A 47 years old lady reported with menorrhagia on ultrasound shows fibroid uterus. As she had completed her family so total laparoscopic hysterectomy with bilateral salpingectomy was planned for her.
The left adnexa are being detached by using the harmonic and the utero-vesical fold has been opened up.
Go up to next round of ligament of the right side to separate out the utero-vesical fold, after having reflected the bladder the uterine were done. And the utero-sacral are detached from the uterus so that specimen little mobile. The vault is being opened from the left side.
The whole process of the vault opening is taken right up to the right side because it’s become easier to access from the right side.

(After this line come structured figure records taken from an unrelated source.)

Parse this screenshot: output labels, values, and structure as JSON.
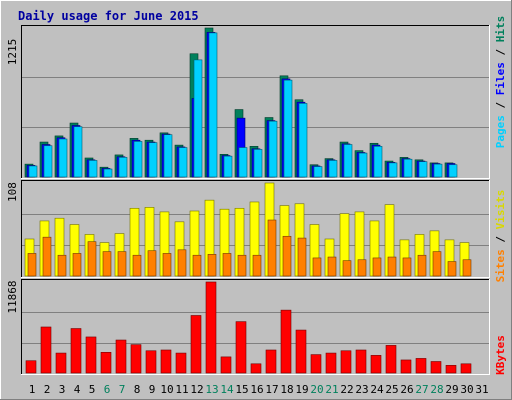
{
  "chart_data": [
    {
      "type": "bar",
      "title": "Daily usage for June 2015",
      "categories": [
        "1",
        "2",
        "3",
        "4",
        "5",
        "6",
        "7",
        "8",
        "9",
        "10",
        "11",
        "12",
        "13",
        "14",
        "15",
        "16",
        "17",
        "18",
        "19",
        "20",
        "21",
        "22",
        "23",
        "24",
        "25",
        "26",
        "27",
        "28",
        "29",
        "30",
        "31"
      ],
      "weekend_days": [
        "6",
        "7",
        "13",
        "14",
        "20",
        "21",
        "27",
        "28"
      ],
      "y_max_label": "1215",
      "series": [
        {
          "name": "Hits",
          "color": "#00805c",
          "values": [
            105,
            285,
            335,
            440,
            155,
            80,
            180,
            315,
            300,
            360,
            260,
            1005,
            1215,
            185,
            550,
            250,
            485,
            825,
            630,
            100,
            150,
            285,
            215,
            275,
            130,
            160,
            140,
            115,
            115,
            0,
            0
          ]
        },
        {
          "name": "Files",
          "color": "#0000ff",
          "values": [
            95,
            265,
            320,
            420,
            140,
            70,
            165,
            300,
            285,
            350,
            245,
            640,
            1180,
            175,
            480,
            230,
            460,
            800,
            610,
            90,
            140,
            270,
            200,
            260,
            120,
            150,
            130,
            110,
            110,
            0,
            0
          ]
        },
        {
          "name": "Pages",
          "color": "#00d0ff",
          "values": [
            90,
            255,
            310,
            410,
            135,
            65,
            160,
            290,
            280,
            345,
            240,
            955,
            1175,
            170,
            240,
            225,
            455,
            790,
            600,
            85,
            135,
            265,
            195,
            250,
            115,
            145,
            125,
            105,
            100,
            0,
            0
          ]
        }
      ],
      "legend": [
        "Pages",
        "Files",
        "Hits"
      ]
    },
    {
      "type": "bar",
      "y_max_label": "108",
      "series": [
        {
          "name": "Visits",
          "color": "#ffff00",
          "values": [
            41,
            61,
            64,
            57,
            46,
            37,
            47,
            75,
            76,
            71,
            60,
            72,
            84,
            74,
            75,
            82,
            103,
            78,
            80,
            57,
            41,
            69,
            71,
            61,
            79,
            40,
            46,
            50,
            40,
            37,
            0
          ]
        },
        {
          "name": "Sites",
          "color": "#ff8000",
          "values": [
            25,
            43,
            23,
            25,
            38,
            27,
            27,
            23,
            28,
            25,
            29,
            23,
            24,
            25,
            23,
            23,
            62,
            44,
            42,
            20,
            21,
            17,
            18,
            20,
            21,
            20,
            23,
            27,
            16,
            18,
            0
          ]
        }
      ],
      "legend": [
        "Sites",
        "Visits"
      ]
    },
    {
      "type": "bar",
      "y_max_label": "11868",
      "series": [
        {
          "name": "KBytes",
          "color": "#ff0000",
          "values": [
            1600,
            6000,
            2600,
            5800,
            4700,
            2700,
            4300,
            3700,
            2900,
            3000,
            2600,
            7500,
            11868,
            2100,
            6700,
            1200,
            3000,
            8200,
            5600,
            2400,
            2600,
            2900,
            3000,
            2300,
            3600,
            1700,
            1900,
            1500,
            1000,
            1200,
            0
          ]
        }
      ],
      "legend": [
        "KBytes"
      ]
    }
  ]
}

Now the right adnexa are detached and the right ovarian ligament, right tube, as well as round ligament they are excised using harmonic. Any small bleeders should be taken care at that movement with the bipolar. Now uterine are being done on the right side.

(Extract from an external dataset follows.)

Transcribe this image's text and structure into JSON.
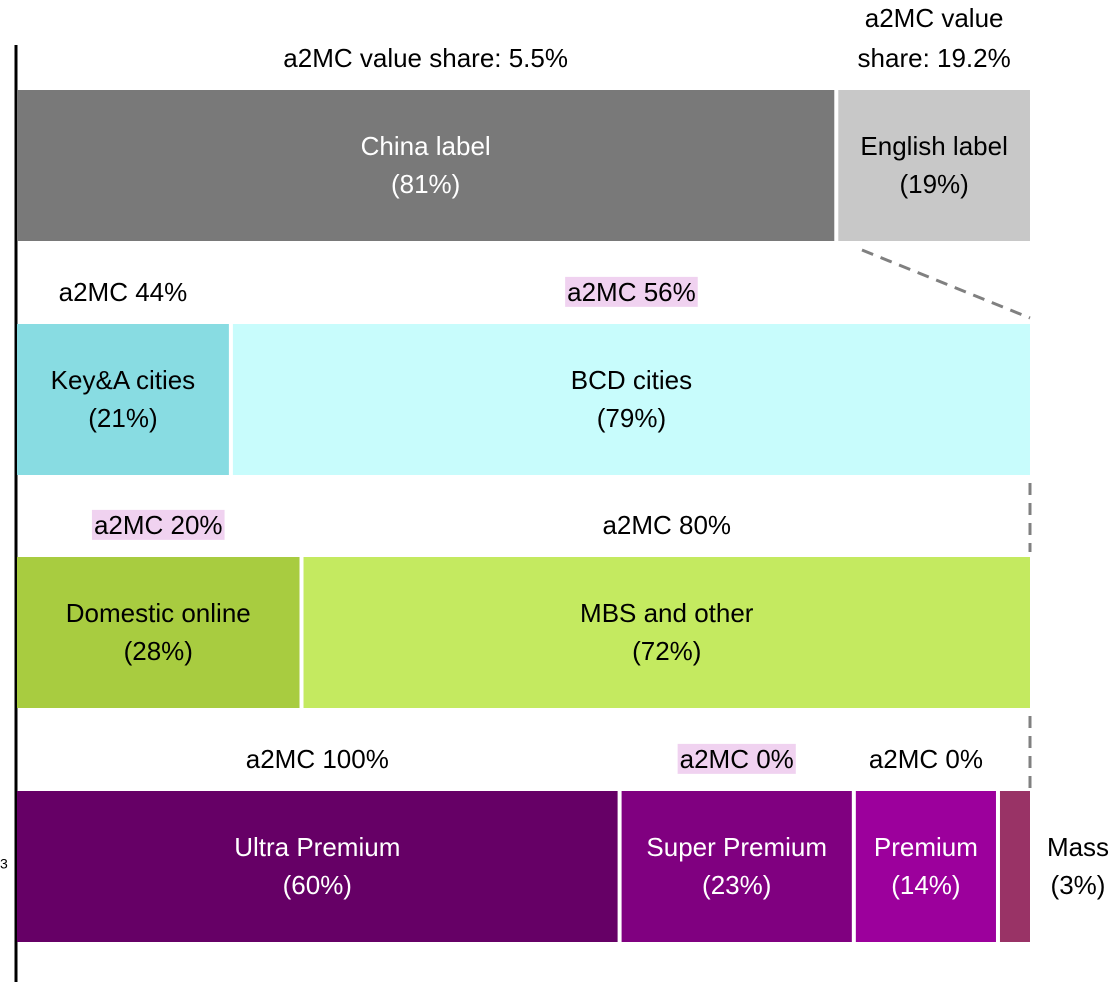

The vault is opened from the right side as well. The process of hysterectomy is completed. The cervix and uterus is totally detached.
The hemostasis is checked and specimen is parked in the upper abdomen for a while. The salpingectomy on the right side on progress. Ovarian cyst on the right side is verified and ovarian cystectomy done. Both the specimen they were parked in the vagina.
As its opening is much easier because the smaller specimen can get lost in the abdomen. Here left salpingectomy is in progress using the harmonic and this left tube is also parked into the vagina.
Whole the cervix with the tooth forceps and extract it through the vagina again. If the specimen is big we morcellate it vaginally otherwise it can be retrieved it from the vaginal without mocellation.
The vault is stitched using number one mi-grill suture here we are not using quill suture... number one mi-grill suture is adequately sufficient in this particular surgery from one to the other side.
The suturing is being done and it is very good to do the vault suspension. That is what gives you the added advantage in total laparoscopic hysterectomy that you can stitch the ureterosacrals to the vault and give it a good support. So there is less chances to prolapse.